Homeowners warned to steer clear of the cowboys

Local News

HOMEOWNERS in Yorkshire who’ve been hit by pest problems are being urged to be wary of cowboy traders.

The British Pest Control Association (BPCA) admits anyone keen to rid themselves of an infestation is likely to look for the cheapest solution in a bid to balance the budget.

But the industry’s leading trade body says ignoring the professional approach simply to save money can prove to be a false economy.

Simon Forrester, chief executive of the industry’s leading trade body, said: “The pest control industry is awash with people who are not true specialists in the field.

“While they might submit the cheapest quote, they might not be fully trained or keep their knowledge up to date.

“The job might not be done properly or effectively and that can create big problems further down the road.

“Pest control is a specialised industry in which treatments can be complicated and if people bring in unqualified controllers because they’re cheap, infestations can rapidly get out of hand.

“Homeowners would be well advised to look beyond headline costs before reaching for the phone.”

Millions of pounds is wasted every year on failed treatments in the UK and Mr Forrester insists only by using recognised professionals can people be sure of a professional job.

He added: “Most simply want the job done right first time and, by employing a company or individual affiliated with the BPCA, they can be sure they’re using an expert in the field.

“We’ve established strict criteria to ensure the professionalism of our members.

“It sends out a strong message that when people use members carrying our logo, they can have peace of mind that the job will be done properly and professionally and are assured safe, effective and legal treatment.”

The new rules, introduced at the start of the year, make it obligatory for every member of the BPCA involved in the eradication and control of pests to hold at least one of a list of industry-standard qualifications and keep their professional knowledge up to date.

All members must follow Codes of Best Practice covering a variety of issues including contract work, surveys, live capture, wildlife management and the use of specialist pesticides.

Mr Forrester added: “Our rules act as an assurance that BPCA members are fully qualified to deal with all species of rodents and insects and will be well versed in integrated pest management as well as the use of chemicals and health and safety issues.

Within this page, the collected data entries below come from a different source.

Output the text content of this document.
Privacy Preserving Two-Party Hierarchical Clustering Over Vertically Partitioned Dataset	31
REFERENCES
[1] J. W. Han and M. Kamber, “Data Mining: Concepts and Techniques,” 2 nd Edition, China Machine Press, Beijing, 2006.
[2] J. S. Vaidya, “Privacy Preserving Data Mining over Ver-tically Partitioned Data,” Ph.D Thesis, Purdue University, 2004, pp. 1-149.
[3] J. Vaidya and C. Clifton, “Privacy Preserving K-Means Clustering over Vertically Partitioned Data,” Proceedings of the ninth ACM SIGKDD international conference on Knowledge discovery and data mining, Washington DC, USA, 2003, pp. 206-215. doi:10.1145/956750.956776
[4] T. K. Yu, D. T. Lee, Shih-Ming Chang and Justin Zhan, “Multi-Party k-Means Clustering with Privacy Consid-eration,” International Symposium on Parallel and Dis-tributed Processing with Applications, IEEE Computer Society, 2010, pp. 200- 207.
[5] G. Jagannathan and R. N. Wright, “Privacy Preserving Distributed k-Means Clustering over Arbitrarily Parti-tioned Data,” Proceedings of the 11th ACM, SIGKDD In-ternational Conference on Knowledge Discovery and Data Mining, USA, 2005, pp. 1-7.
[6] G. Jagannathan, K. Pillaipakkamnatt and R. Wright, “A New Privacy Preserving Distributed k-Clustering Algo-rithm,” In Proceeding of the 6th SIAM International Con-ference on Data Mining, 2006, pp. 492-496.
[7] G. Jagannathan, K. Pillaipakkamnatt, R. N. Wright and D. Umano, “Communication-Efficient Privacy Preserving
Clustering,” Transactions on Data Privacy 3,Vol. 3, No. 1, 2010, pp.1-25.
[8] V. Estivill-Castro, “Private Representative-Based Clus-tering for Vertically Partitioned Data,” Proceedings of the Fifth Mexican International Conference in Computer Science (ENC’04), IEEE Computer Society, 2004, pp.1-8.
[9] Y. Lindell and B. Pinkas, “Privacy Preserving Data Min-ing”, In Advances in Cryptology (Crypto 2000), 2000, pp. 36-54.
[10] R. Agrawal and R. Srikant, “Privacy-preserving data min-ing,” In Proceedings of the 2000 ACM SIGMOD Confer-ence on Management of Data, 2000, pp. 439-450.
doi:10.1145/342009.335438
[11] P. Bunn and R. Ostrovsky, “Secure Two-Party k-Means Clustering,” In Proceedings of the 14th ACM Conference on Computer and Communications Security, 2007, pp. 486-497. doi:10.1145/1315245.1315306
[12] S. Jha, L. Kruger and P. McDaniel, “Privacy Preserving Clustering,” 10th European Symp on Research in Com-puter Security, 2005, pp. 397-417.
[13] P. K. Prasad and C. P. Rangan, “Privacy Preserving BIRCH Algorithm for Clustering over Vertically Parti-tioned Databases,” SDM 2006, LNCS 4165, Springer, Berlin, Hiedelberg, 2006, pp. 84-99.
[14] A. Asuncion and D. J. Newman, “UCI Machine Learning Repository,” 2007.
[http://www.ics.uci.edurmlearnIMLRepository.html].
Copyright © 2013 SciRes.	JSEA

“And because we insist members take part in a recognised training scheme, they’ll always be up to date with the latest techniques and developments.

“That’s particularly important in an industry where changes happen so quickly in terms of new products, new legislation and even new pests.”

The criteria has further positive implications as BPCA-registered companies must agree to regular audit and assessment as part of their membership of the body.

Mr Forrester said: “We check and regularly re-check all our member companies to ensure they’re legitimate, professional and fully insured.

“We look at their books and make sure all staff are both fully trained and maintaining that knowledge.

“It means anyone using our members can rest assured their job is in safe and capable hands.

“The BPCA logo has become the mark of a true expert and anyone/businesses who ignores such a professional approach could be leaving themselves open to a fall.”